AI and Copyright Law: The New York Times’ Generative AI Lawsuit is Just the Beginning

The rise of generative artificial intelligence has sparked a heated debate about AI and copyright law. The New York Timeslawsuit against OpenAI and Microsoft is not the first of its kind. But it is a pivotal one that could shape the future of AI development and intellectual property rights.

The New York Times, a media powerhouse, employs nearly 6,000 people and represents 3.5% of the U.S. newspaper industry. Its sheer size and influence mean its decision to sue these AI giants serves as a statement about the value of content and the rights of its creators. This case goes beyond copyright infringement disputes to test the ability of AI tools to generate content.

At the heart of this legal battle are the methods AI developers use to train their large language models. Generative AI tools, such as OpenAI’s ChatGPT and Google’s Bard, are trained on massive datasets containing copyrighted material. The lawsuit raises critical questions about whether the use of copyrighted content to train AI models is fair use or violates the rights of the content creators.  Fair compensation for creators is no longer a hypothetical question, but an urgent one.
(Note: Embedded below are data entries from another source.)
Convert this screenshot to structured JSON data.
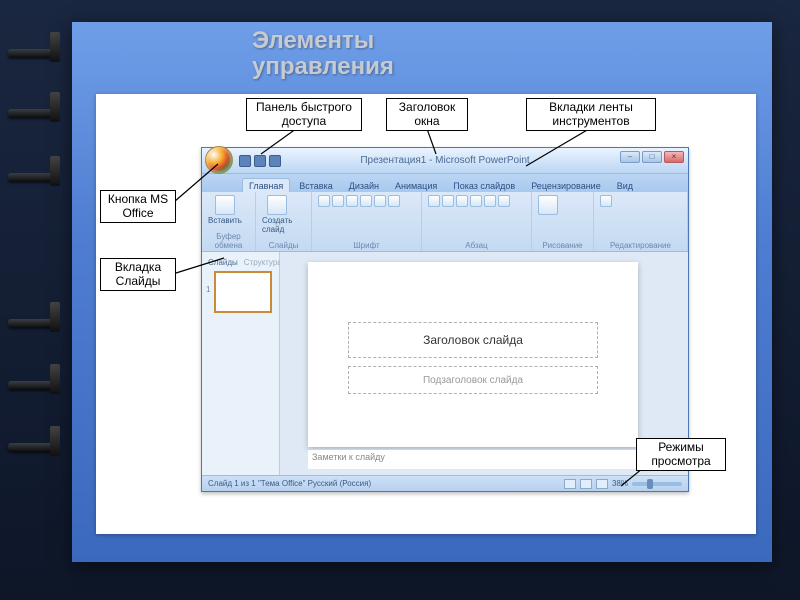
{
  "slide_title_line1": "Элементы",
  "slide_title_line2": "управления",
  "callouts": {
    "qat": "Панель быстрого\nдоступа",
    "windowtitle": "Заголовок\nокна",
    "ribbontabs": "Вкладки ленты\nинструментов",
    "officebtn": "Кнопка\nMS Office",
    "slidestab": "Вкладка\nСлайды",
    "viewmodes": "Режимы\nпросмотра"
  },
  "window": {
    "title": "Презентация1 - Microsoft PowerPoint",
    "controls": {
      "min": "–",
      "max": "□",
      "close": "×"
    }
  },
  "tabs": [
    "Главная",
    "Вставка",
    "Дизайн",
    "Анимация",
    "Показ слайдов",
    "Рецензирование",
    "Вид"
  ],
  "ribbon": {
    "paste": "Вставить",
    "newslide": "Создать\nслайд",
    "group_clipboard": "Буфер обмена",
    "group_slides": "Слайды",
    "group_font": "Шрифт",
    "group_para": "Абзац",
    "group_draw": "Рисование",
    "group_edit": "Редактирование"
  },
  "slidepane": {
    "tab_slides": "Слайды",
    "tab_outline": "Структура",
    "num": "1"
  },
  "canvas": {
    "title_ph": "Заголовок слайда",
    "sub_ph": "Подзаголовок слайда"
  },
  "notes": "Заметки к слайду",
  "status": {
    "left": "Слайд 1 из 1   \"Тема Office\"   Русский (Россия)",
    "zoom": "38%"
  }
}
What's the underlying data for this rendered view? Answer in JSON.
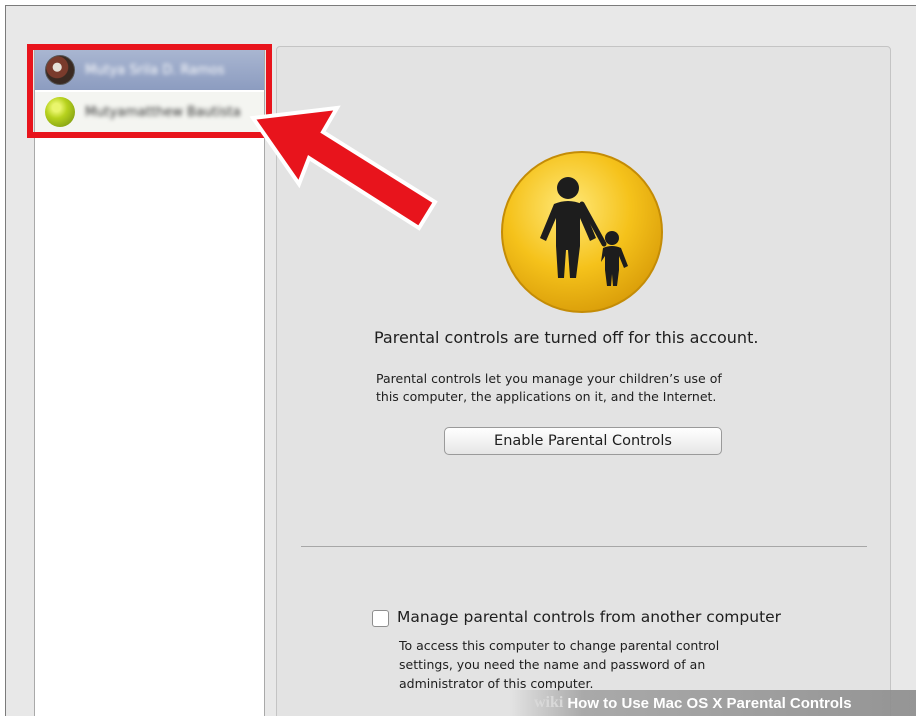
{
  "users": [
    {
      "name": "Mutya Srila D. Ramos",
      "selected": true
    },
    {
      "name": "Mutyamatthew Bautista",
      "selected": false
    }
  ],
  "panel": {
    "headline": "Parental controls are turned off for this account.",
    "description_line1": "Parental controls let you manage your children’s use of",
    "description_line2": "this computer, the applications on it, and the Internet.",
    "enable_button": "Enable Parental Controls",
    "remote": {
      "checkbox_label": "Manage parental controls from another computer",
      "checked": false,
      "desc_line1": "To access this computer to change parental control",
      "desc_line2": "settings, you need the name and password of an",
      "desc_line3": "administrator of this computer."
    }
  },
  "icons": {
    "parental_controls": "parental-controls-icon",
    "annotation_arrow": "arrow-icon"
  },
  "colors": {
    "highlight": "#e8141c",
    "selection": "#8c9cc0",
    "icon_yellow": "#f5c21b"
  },
  "watermark": {
    "brand": "wiki",
    "title": "How to Use Mac OS X Parental Controls"
  }
}
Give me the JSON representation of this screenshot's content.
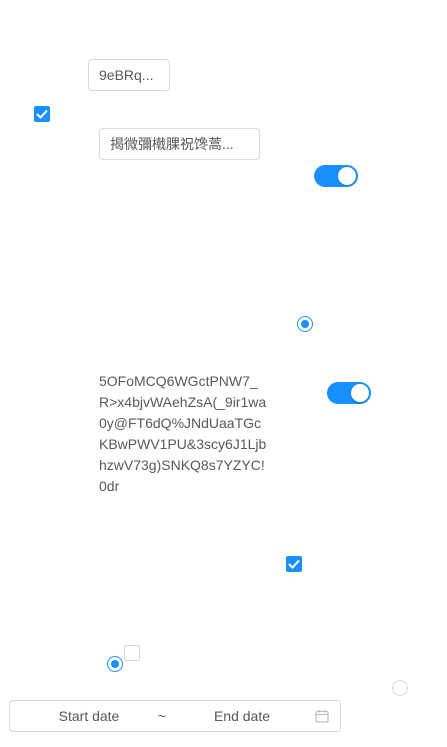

The outcome of this litigation is likely to influence how AI developers approach model training, potentially leading to changes in how data is sourced and used. This shift could have far-reaching consequences for the AI ecosystem, affecting everyone from developers to end users.

But there is a larger issue that is not getting as much attention as it deserves: the potential for these models to misrepresent original sources and spread misinformation. 

The issues at stake strike at the heart of information authenticity, especially as AI-generated content becomes seamlessly integrated into our daily routines. AI’s learning process is prone to inaccuracies, often resulting in content that misrepresents its original context. Such content will become ubiquitous, appearing in search engine results, voiced by AI assistants like Alexa and Siri, and embedded in our electric vehicles and smart appliances. 

Unlike the spread of misinformation on social media platforms, the one-on-one nature of human interactions with generative AI systems makes monitoring and addressing falsehoods in real time a daunting task. 

Unchecked misinformation adds to the woes of our fragile information ecosystem. This double-edged sword cuts deep for content creators, who face not only the injustice of inadequate compensation, but also the threat of being misrepresented, with little recourse to challenge the AI developers responsible.

The need for new legislation specifically addressing the use of copyrighted material in AI training is clear, as is the need for mechanisms, such as “red teaming,” to ensure that generative AI systems accurately represent and source the material they use.

Public datasets from organizations like Common Crawl are essential for AI development. However, if every AI model relies on these public datasets, they will all start to behave similarly. To stand out, it is important for AI developers to continually train on unique, proprietary datasets. Ironically, this also means that AI developers benefit from protecting the rights of those who produce original content, ensuring a continuous supply of fresh, diverse data.

The legal battle between the New York Times, OpenAI, and Microsoft is a defining moment in the history of AI and the media industry. It challenges us to rethink our societal principles and the path we wish to chart as AI continues to advance.

Newspapers are essential to our democracy and civil society. To paraphrase a founding father, if it were up to me to decide whether we should have generative AI without newspapers or newspapers without generative AI, I would not hesitate for a moment to prefer the latter.

The future of AI will be shaped by the choices we make today. We must strike a balance between encouraging innovation and fairly honoring and compensating the creative minds that advance humanity. The resolution of this litigation will reveal our shared ideals and aspirations for the future we hope to create, as well as the ethos of our society.

Tinglong Dai is the Bernard T. Ferrari Professor of Business at the Carey Business School of the Johns Hopkins University. He serves on the core faculty of the Hopkins Business of Health Initiative and the executive committee of the Institute for Data-Intensive Engineering and Science.